Decouple Developer And Application(s)
Some of the reasons I separated the developer review from the application review is so that a developer could sign up and immediately get a key to kick the tires and begin developing. When ready, which many will never be, they can submit an application for potential production access. Developers might end up having multiple applications, so if we can decouple them early on, and allow all developers to have a default application in the development environment, but also be able to have multiple applications in a production environment, I feel things will be more scalable.

Not Forgetting The Path After Production
I wanted to make sure and put in some sort of process that would help ensure both the VA, and developers are investing in ongoing management of their engagement. Ensuring light monthly reviews of ALL applications using the APIs, and pushing for developers and the VA to stay engaged. While also making sure all developers and applications get annual reviews, preventing what happened with the Cambridge Analytica / Facebook situation, where a malicious application gets access to such a large amount of data, without any regular review. Making sure the VA isn’t forgetting about applications once they are in a production state. Pushing this to be more than just about achieving production status with an application, and also continuing to ensure it is serving end-users, the veterans.

Serving Veterans With Your Application
To close, I’d say that calling this a path to production doesn’t do it justice.
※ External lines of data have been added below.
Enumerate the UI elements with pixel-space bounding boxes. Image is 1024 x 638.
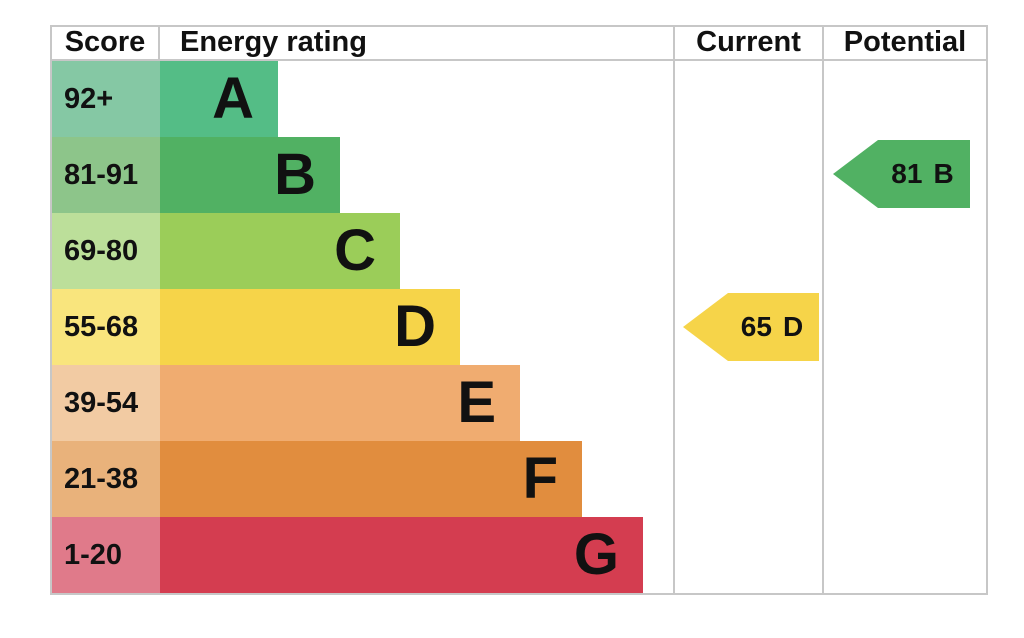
score-range-label: 55-68 xyxy=(52,289,160,365)
band-row-f: 21-38 F xyxy=(52,441,986,517)
score-range-label: 69-80 xyxy=(52,213,160,289)
rating-bar-e: E xyxy=(160,365,520,441)
potential-rating-arrow: 81 B xyxy=(833,140,970,208)
band-row-c: 69-80 C xyxy=(52,213,986,289)
rating-bar-area: G xyxy=(160,517,673,593)
potential-cell: 81 B xyxy=(822,137,986,213)
current-column-header: Current xyxy=(673,27,822,59)
epc-rating-chart: Score Energy rating Current Potential 92… xyxy=(50,25,988,595)
potential-cell xyxy=(822,289,986,365)
current-cell xyxy=(673,137,822,213)
score-range-label: 39-54 xyxy=(52,365,160,441)
rating-bar-area: A xyxy=(160,61,673,137)
band-row-g: 1-20 G xyxy=(52,517,986,593)
rating-bar-area: C xyxy=(160,213,673,289)
current-cell xyxy=(673,213,822,289)
band-letter: B xyxy=(274,142,316,207)
current-band-letter: D xyxy=(782,311,804,342)
score-range-label: 1-20 xyxy=(52,517,160,593)
band-letter: F xyxy=(522,446,558,511)
potential-cell xyxy=(822,213,986,289)
energy-rating-column-header: Energy rating xyxy=(180,26,367,58)
potential-band-letter: B xyxy=(933,158,954,189)
band-letter: C xyxy=(334,218,376,283)
band-letter: G xyxy=(573,522,619,587)
potential-score-value: 81 xyxy=(891,158,923,189)
current-cell xyxy=(673,365,822,441)
potential-cell xyxy=(822,441,986,517)
rating-bar-area: E xyxy=(160,365,673,441)
band-row-d: 55-68 D 65 D xyxy=(52,289,986,365)
rating-bar-area: B xyxy=(160,137,673,213)
rating-bar-a: A xyxy=(160,61,278,137)
potential-cell xyxy=(822,365,986,441)
current-rating-arrow: 65 D xyxy=(683,293,819,361)
potential-cell xyxy=(822,61,986,137)
potential-column-header: Potential xyxy=(822,27,986,59)
band-row-a: 92+ A xyxy=(52,61,986,137)
band-row-e: 39-54 E xyxy=(52,365,986,441)
band-row-b: 81-91 B 81 B xyxy=(52,137,986,213)
rating-bar-d: D xyxy=(160,289,460,365)
current-score-value: 65 xyxy=(740,311,772,342)
score-column-header: Score xyxy=(52,27,160,59)
score-range-label: 21-38 xyxy=(52,441,160,517)
header-row: Score Energy rating Current Potential xyxy=(52,27,986,61)
score-range-label: 81-91 xyxy=(52,137,160,213)
rating-bar-b: B xyxy=(160,137,340,213)
rating-bar-g: G xyxy=(160,517,643,593)
band-letter: D xyxy=(394,294,436,359)
rating-bar-area: F xyxy=(160,441,673,517)
current-cell xyxy=(673,517,822,593)
rating-bar-f: F xyxy=(160,441,582,517)
current-cell xyxy=(673,441,822,517)
band-letter: A xyxy=(212,66,254,131)
current-cell xyxy=(673,61,822,137)
potential-cell xyxy=(822,517,986,593)
band-letter: E xyxy=(457,370,496,435)
score-range-label: 92+ xyxy=(52,61,160,137)
rating-bar-area: D xyxy=(160,289,673,365)
current-cell: 65 D xyxy=(673,289,822,365)
rating-bar-c: C xyxy=(160,213,400,289)
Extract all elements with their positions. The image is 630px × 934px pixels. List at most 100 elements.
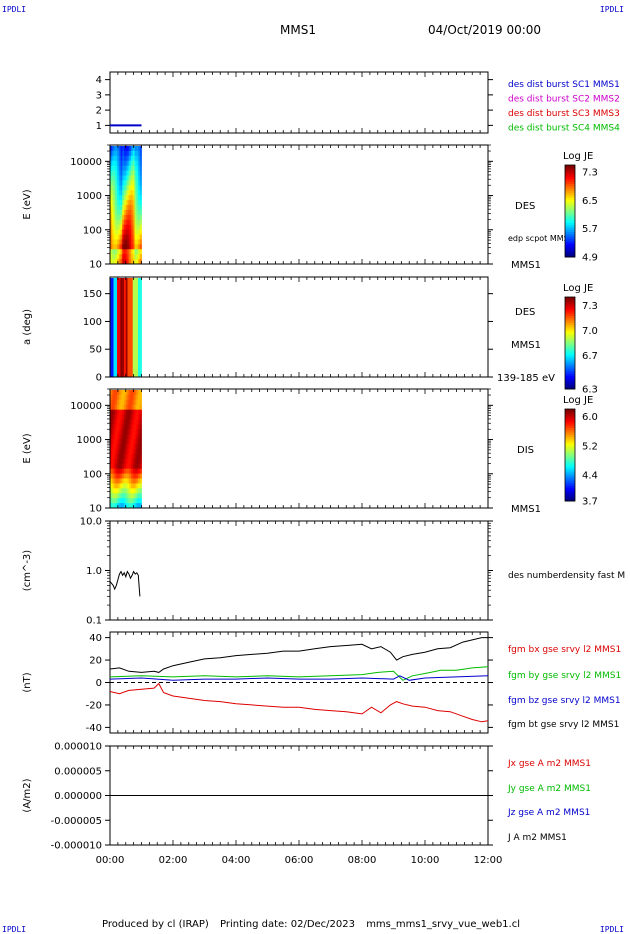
des-pitch-heat-cell	[122, 307, 125, 318]
des-pitch-colorbar-segment	[565, 322, 575, 326]
dis-energy-colorbar-segment	[565, 450, 575, 454]
des-pitch-heat-cell	[131, 287, 134, 299]
b-field-legend-label: fgm bx gse srvy l2 MMS1	[508, 645, 621, 655]
dis-energy-heat-cell	[132, 473, 135, 479]
des-pitch-heat-cell	[132, 357, 135, 368]
dis-energy-heat-cell	[115, 478, 118, 484]
dis-energy-heat-cell	[115, 394, 118, 401]
dis-energy-heat-cell	[120, 488, 123, 494]
dis-energy-heat-cell	[117, 483, 120, 489]
dis-energy-heat-cell	[131, 394, 134, 401]
dis-energy-heat-cell	[131, 390, 134, 396]
dis-energy-heat-cell	[118, 414, 121, 420]
dis-energy-heat-cell	[131, 444, 134, 450]
des-energy-heat-cell	[124, 155, 127, 162]
dis-energy-heat-cell	[131, 449, 134, 455]
des-pitch-heat-cell	[125, 367, 128, 378]
dis-energy-heat-cell	[117, 429, 120, 435]
des-pitch-colorbar-segment	[565, 315, 575, 319]
des-energy-heat-cell	[120, 229, 123, 235]
des-energy-heat-cell	[134, 224, 137, 230]
dis-energy-heat-cell	[132, 463, 135, 470]
des-energy-heat-cell	[136, 170, 139, 176]
des-pitch-heat-cell	[138, 317, 141, 328]
dis-energy-heat-cell	[122, 439, 125, 445]
dis-energy-heat-cell	[124, 399, 127, 406]
dis-energy-heat-cell	[113, 404, 116, 411]
des-energy-heat-cell	[122, 254, 125, 260]
dis-energy-heat-cell	[110, 409, 113, 415]
des-pitch-heat-cell	[125, 307, 128, 318]
des-energy-heat-cell	[131, 205, 134, 211]
des-energy-heat-cell	[139, 165, 142, 171]
des-energy-heat-cell	[117, 239, 120, 245]
dis-energy-heat-cell	[139, 453, 142, 460]
des-energy-colorbar-segment	[565, 254, 575, 258]
des-pitch-heat-cell	[124, 357, 127, 368]
dis-energy-heat-cell	[127, 478, 130, 484]
dis-energy-heat-cell	[131, 468, 134, 474]
des-energy-heat-cell	[115, 190, 118, 196]
des-energy-heat-cell	[136, 234, 139, 240]
des-energy-heat-cell	[136, 219, 139, 226]
des-energy-heat-cell	[115, 180, 118, 186]
dis-energy-heat-cell	[127, 394, 130, 401]
des-pitch-heat-cell	[131, 297, 134, 309]
dis-energy-colorbar-tick-label: 5.2	[582, 441, 598, 452]
dis-energy-colorbar-segment	[565, 478, 575, 481]
dis-energy-heat-cell	[120, 409, 123, 415]
dis-energy-heat-cell	[110, 419, 113, 425]
des-pitch-heat-cell	[136, 327, 139, 338]
des-pitch-heat-cell	[131, 278, 134, 289]
dis-energy-heat-cell	[136, 449, 139, 455]
dis-energy-heat-cell	[117, 434, 120, 440]
des-energy-heat-cell	[117, 254, 120, 260]
dis-energy-heat-cell	[110, 414, 113, 420]
des-energy-heat-cell	[131, 155, 134, 162]
des-energy-heat-cell	[136, 160, 139, 167]
dis-energy-heat-cell	[127, 424, 130, 430]
dis-energy-heat-cell	[129, 429, 132, 435]
des-pitch-heat-cell	[124, 287, 127, 299]
des-energy-colorbar-tick-label: 5.7	[582, 224, 598, 235]
dis-energy-frame	[109, 388, 489, 509]
des-energy-heat-cell	[111, 209, 114, 216]
des-pitch-colorbar-segment	[565, 333, 575, 337]
dis-energy-heat-cell	[132, 468, 135, 474]
des-energy-y-tick-label: 10000	[70, 157, 102, 168]
dis-energy-heat-cell	[120, 414, 123, 420]
des-energy-heat-cell	[139, 160, 142, 167]
des-energy-heat-cell	[134, 244, 137, 250]
dis-energy-colorbar-segment	[565, 455, 575, 458]
des-energy-heat-cell	[124, 229, 127, 235]
dis-energy-colorbar-segment	[565, 452, 575, 456]
des-energy-heat-cell	[115, 155, 118, 162]
des-energy-heat-cell	[139, 175, 142, 181]
des-energy-heat-cell	[115, 224, 118, 230]
des-energy-heat-cell	[138, 259, 141, 265]
des-pitch-heat-cell	[136, 317, 139, 328]
dis-energy-heat-cell	[111, 439, 114, 445]
des-energy-heat-cell	[129, 244, 132, 250]
dis-energy-heat-cell	[139, 488, 142, 494]
des-energy-colorbar-segment	[565, 215, 575, 219]
dis-energy-colorbar-segment	[565, 438, 575, 442]
corner-tag-bottom-right: IPDLI	[599, 925, 624, 934]
des-energy-heat-cell	[117, 224, 120, 230]
dis-energy-heat-cell	[111, 399, 114, 406]
des-pitch-colorbar-segment	[565, 368, 575, 372]
dis-energy-heat-cell	[120, 468, 123, 474]
dis-energy-heat-cell	[134, 468, 137, 474]
des-energy-heat-cell	[120, 200, 123, 206]
b-field-legend-label: fgm by gse srvy l2 MMS1	[508, 671, 621, 681]
dis-energy-heat-cell	[110, 404, 113, 411]
dis-energy-heat-cell	[129, 453, 132, 460]
des-energy-heat-cell	[110, 254, 113, 260]
des-energy-heat-cell	[124, 259, 127, 265]
des-energy-heat-cell	[138, 195, 141, 201]
dis-energy-heat-cell	[134, 419, 137, 425]
dis-energy-heat-cell	[111, 434, 114, 440]
des-energy-heat-cell	[136, 180, 139, 186]
des-energy-heat-cell	[124, 234, 127, 240]
des-energy-heat-cell	[111, 214, 114, 221]
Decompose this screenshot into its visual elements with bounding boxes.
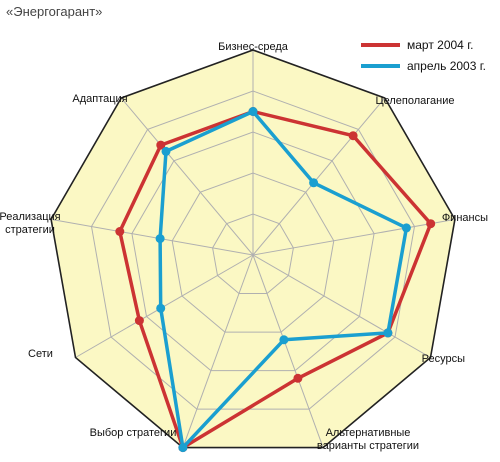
axis-label: Сети xyxy=(28,348,53,360)
grid-ring xyxy=(212,213,294,294)
axis-spoke xyxy=(252,254,431,358)
legend-label: апрель 2003 г. xyxy=(407,59,486,73)
chart-title: «Энергогарант» xyxy=(6,4,103,19)
axis-label: Целеполагание xyxy=(375,95,454,107)
data-point xyxy=(156,140,166,150)
axis-label: Ресурсы xyxy=(422,353,465,365)
axis-label: Адаптация xyxy=(72,93,127,105)
axis-label: Реализация стратегии xyxy=(0,211,61,236)
axis-label: Выбор стратегии xyxy=(90,427,177,439)
legend-label: март 2004 г. xyxy=(407,38,473,52)
grid-ring xyxy=(171,172,335,333)
radar-outline xyxy=(50,49,456,449)
data-point xyxy=(178,443,188,453)
axis-spoke xyxy=(51,218,254,256)
data-point xyxy=(115,227,125,236)
data-point xyxy=(293,373,303,383)
grid-ring xyxy=(90,90,416,410)
axis-spoke xyxy=(182,254,254,448)
axis-label: Альтернативные варианты стратегии xyxy=(317,427,419,452)
data-point xyxy=(279,335,289,345)
data-point xyxy=(155,234,165,244)
data-point xyxy=(248,107,258,116)
data-point xyxy=(161,146,171,156)
axis-spoke xyxy=(120,97,254,256)
data-point xyxy=(426,219,436,229)
data-point xyxy=(401,223,411,233)
axis-spoke xyxy=(252,218,455,256)
series-line-2 xyxy=(158,109,409,450)
data-point xyxy=(309,178,319,188)
axis-label: Бизнес-среда xyxy=(218,41,289,53)
data-point xyxy=(348,131,358,141)
axis-spoke xyxy=(252,254,324,448)
axis-spoke xyxy=(252,97,386,256)
data-point xyxy=(383,328,393,338)
axis-label: Финансы xyxy=(442,212,488,224)
data-point xyxy=(156,303,166,313)
series-line-1 xyxy=(118,109,433,450)
data-point xyxy=(134,316,144,326)
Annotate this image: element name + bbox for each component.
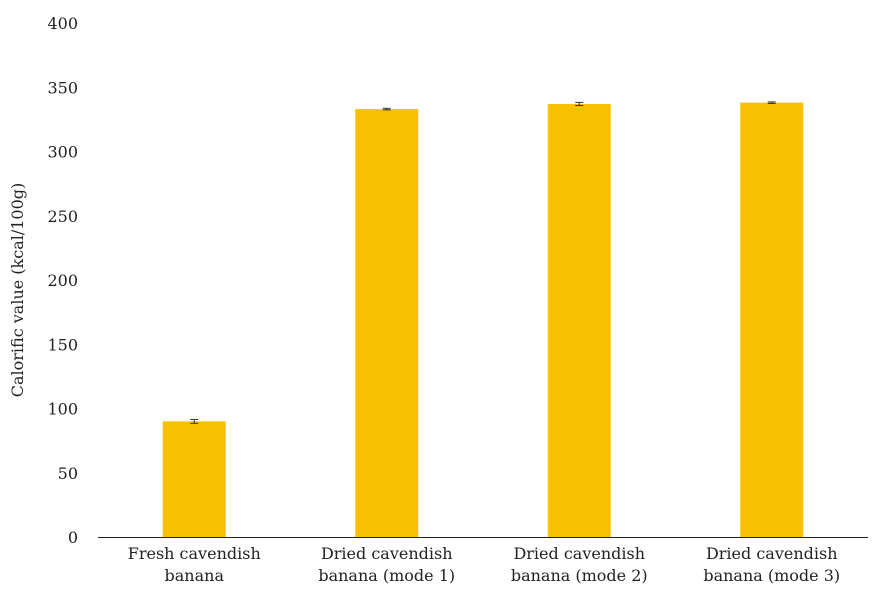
- x-tick-label: Dried cavendish: [706, 544, 838, 563]
- y-axis-ticks: 0 50 100 150 200 250 300 350 400: [47, 14, 78, 547]
- x-tick-label: banana (mode 2): [511, 566, 648, 585]
- y-tick-label: 300: [47, 143, 78, 162]
- bar: [740, 102, 804, 538]
- y-tick-label: 150: [47, 335, 78, 354]
- bar: [547, 103, 611, 537]
- y-tick-label: 350: [47, 78, 78, 97]
- x-tick-label: banana (mode 3): [703, 566, 840, 585]
- x-tick-label: Fresh cavendish: [128, 544, 261, 563]
- bars: [162, 102, 804, 538]
- y-axis-label-group: Calorific value (kcal/100g): [8, 183, 27, 398]
- y-tick-label: 100: [47, 400, 78, 419]
- y-tick-label: 50: [58, 464, 78, 483]
- y-tick-label: 200: [47, 271, 78, 290]
- x-tick-label: Dried cavendish: [513, 544, 645, 563]
- error-bars: [190, 101, 776, 424]
- x-tick-label: banana: [165, 566, 225, 585]
- y-tick-label: 400: [47, 14, 78, 33]
- y-axis-label: Calorific value (kcal/100g): [8, 183, 27, 398]
- x-tick-label: banana (mode 1): [318, 566, 455, 585]
- bar: [162, 421, 226, 537]
- y-tick-label: 250: [47, 207, 78, 226]
- x-axis-tick-labels: Fresh cavendish banana Dried cavendish bana…: [128, 544, 840, 585]
- y-tick-label: 0: [68, 528, 78, 547]
- bar: [355, 109, 419, 537]
- x-tick-label: Dried cavendish: [321, 544, 453, 563]
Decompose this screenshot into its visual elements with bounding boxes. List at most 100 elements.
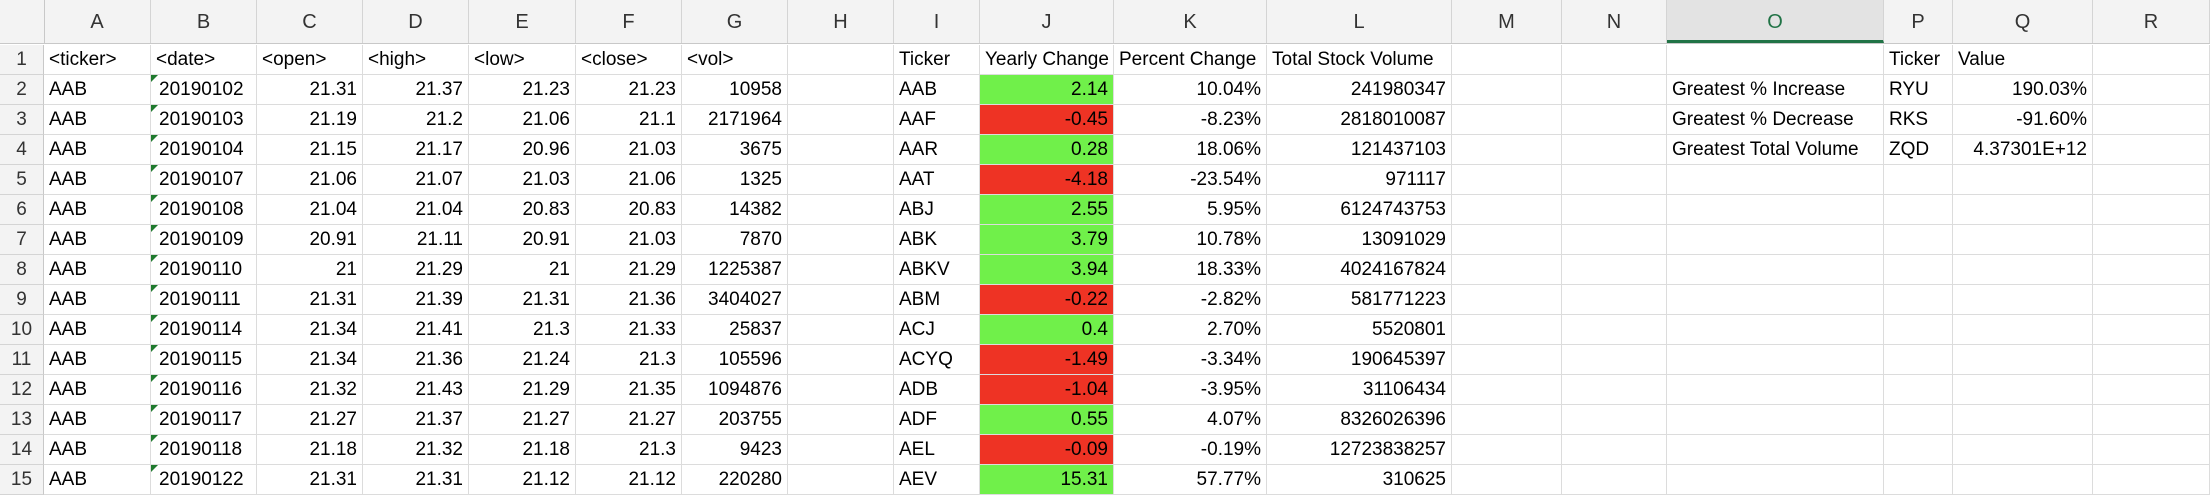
total-volume-cell[interactable]: 310625 — [1267, 465, 1452, 495]
cell-m11[interactable] — [1452, 345, 1562, 375]
total-volume-cell[interactable]: 8326026396 — [1267, 405, 1452, 435]
row-header-15[interactable]: 15 — [0, 465, 44, 495]
percent-change-cell[interactable]: -3.34% — [1114, 345, 1267, 375]
data-cell-g[interactable]: 3675 — [682, 135, 788, 165]
data-cell-b[interactable]: 20190102 — [151, 75, 257, 105]
data-cell-c[interactable]: 21.27 — [257, 405, 363, 435]
data-cell-f[interactable]: 21.33 — [576, 315, 682, 345]
cell-h10[interactable] — [788, 315, 894, 345]
data-cell-a[interactable]: AAB — [44, 75, 151, 105]
data-cell-a[interactable]: AAB — [44, 105, 151, 135]
greatest-label-cell[interactable]: Greatest % Increase — [1667, 75, 1884, 105]
column-header-m[interactable]: M — [1452, 0, 1562, 43]
yearly-change-cell[interactable]: 2.55 — [980, 195, 1114, 225]
total-volume-cell[interactable]: 12723838257 — [1267, 435, 1452, 465]
cell-n1[interactable] — [1562, 45, 1667, 75]
data-cell-e[interactable]: 21 — [469, 255, 576, 285]
cell-m13[interactable] — [1452, 405, 1562, 435]
data-cell-e[interactable]: 21.03 — [469, 165, 576, 195]
cell-n6[interactable] — [1562, 195, 1667, 225]
cell-n7[interactable] — [1562, 225, 1667, 255]
cell-r7[interactable] — [2093, 225, 2210, 255]
total-volume-cell[interactable]: 31106434 — [1267, 375, 1452, 405]
data-cell-f[interactable]: 21.23 — [576, 75, 682, 105]
greatest-value-cell[interactable]: 190.03% — [1953, 75, 2093, 105]
header-cell-c[interactable]: <open> — [257, 45, 363, 75]
column-header-f[interactable]: F — [576, 0, 682, 43]
data-cell-e[interactable]: 21.3 — [469, 315, 576, 345]
summary-ticker-cell[interactable]: AAT — [894, 165, 980, 195]
data-cell-b[interactable]: 20190109 — [151, 225, 257, 255]
column-header-c[interactable]: C — [257, 0, 363, 43]
cell-m14[interactable] — [1452, 435, 1562, 465]
header-cell-g[interactable]: <vol> — [682, 45, 788, 75]
cell-o13[interactable] — [1667, 405, 1884, 435]
cell-m12[interactable] — [1452, 375, 1562, 405]
data-cell-e[interactable]: 21.23 — [469, 75, 576, 105]
cell-r10[interactable] — [2093, 315, 2210, 345]
row-header-12[interactable]: 12 — [0, 375, 44, 405]
yearly-change-cell[interactable]: -0.22 — [980, 285, 1114, 315]
data-cell-e[interactable]: 21.18 — [469, 435, 576, 465]
cell-n3[interactable] — [1562, 105, 1667, 135]
cell-n8[interactable] — [1562, 255, 1667, 285]
data-cell-a[interactable]: AAB — [44, 255, 151, 285]
column-header-g[interactable]: G — [682, 0, 788, 43]
cell-m2[interactable] — [1452, 75, 1562, 105]
data-cell-e[interactable]: 20.96 — [469, 135, 576, 165]
data-cell-f[interactable]: 21.12 — [576, 465, 682, 495]
data-cell-f[interactable]: 21.3 — [576, 345, 682, 375]
data-cell-e[interactable]: 21.27 — [469, 405, 576, 435]
percent-change-cell[interactable]: 4.07% — [1114, 405, 1267, 435]
data-cell-b[interactable]: 20190108 — [151, 195, 257, 225]
data-cell-d[interactable]: 21.31 — [363, 465, 469, 495]
cell-p12[interactable] — [1884, 375, 1953, 405]
data-cell-c[interactable]: 21.18 — [257, 435, 363, 465]
data-cell-b[interactable]: 20190122 — [151, 465, 257, 495]
cell-q8[interactable] — [1953, 255, 2093, 285]
cell-o6[interactable] — [1667, 195, 1884, 225]
percent-change-cell[interactable]: -2.82% — [1114, 285, 1267, 315]
cell-r5[interactable] — [2093, 165, 2210, 195]
column-header-r[interactable]: R — [2093, 0, 2210, 43]
data-cell-b[interactable]: 20190117 — [151, 405, 257, 435]
data-cell-d[interactable]: 21.37 — [363, 75, 469, 105]
data-cell-c[interactable]: 21.04 — [257, 195, 363, 225]
percent-change-cell[interactable]: 5.95% — [1114, 195, 1267, 225]
data-cell-g[interactable]: 105596 — [682, 345, 788, 375]
cell-q13[interactable] — [1953, 405, 2093, 435]
cell-r8[interactable] — [2093, 255, 2210, 285]
row-header-11[interactable]: 11 — [0, 345, 44, 375]
column-header-p[interactable]: P — [1884, 0, 1953, 43]
data-cell-g[interactable]: 9423 — [682, 435, 788, 465]
yearly-change-cell[interactable]: 2.14 — [980, 75, 1114, 105]
yearly-change-cell[interactable]: -4.18 — [980, 165, 1114, 195]
total-volume-cell[interactable]: 5520801 — [1267, 315, 1452, 345]
column-header-d[interactable]: D — [363, 0, 469, 43]
data-cell-g[interactable]: 220280 — [682, 465, 788, 495]
cell-n12[interactable] — [1562, 375, 1667, 405]
data-cell-a[interactable]: AAB — [44, 195, 151, 225]
cell-r1[interactable] — [2093, 45, 2210, 75]
row-header-14[interactable]: 14 — [0, 435, 44, 465]
cell-q9[interactable] — [1953, 285, 2093, 315]
data-cell-g[interactable]: 7870 — [682, 225, 788, 255]
cell-o7[interactable] — [1667, 225, 1884, 255]
data-cell-g[interactable]: 14382 — [682, 195, 788, 225]
cell-m10[interactable] — [1452, 315, 1562, 345]
data-cell-f[interactable]: 21.36 — [576, 285, 682, 315]
data-cell-d[interactable]: 21.04 — [363, 195, 469, 225]
cell-r3[interactable] — [2093, 105, 2210, 135]
data-cell-d[interactable]: 21.17 — [363, 135, 469, 165]
cell-o12[interactable] — [1667, 375, 1884, 405]
data-cell-a[interactable]: AAB — [44, 165, 151, 195]
header-cell-q[interactable]: Value — [1953, 45, 2093, 75]
data-cell-a[interactable]: AAB — [44, 465, 151, 495]
data-cell-c[interactable]: 20.91 — [257, 225, 363, 255]
percent-change-cell[interactable]: 18.33% — [1114, 255, 1267, 285]
data-cell-e[interactable]: 20.91 — [469, 225, 576, 255]
cell-r12[interactable] — [2093, 375, 2210, 405]
cell-q6[interactable] — [1953, 195, 2093, 225]
cell-h2[interactable] — [788, 75, 894, 105]
header-cell-p[interactable]: Ticker — [1884, 45, 1953, 75]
It should be guide to being able to serve a veteran with your application. Acknowledging that it will take a significant amount of development before your application will be ready, but also that the VA will work to review your developer account, and your application, and ensure that VA APIs, and the applications that depend on them will operate as expected, and always be in service of the veteran. Something that will require a certain level of rigor when it comes to the development, certification, and support of applications across the VA API ecosystem.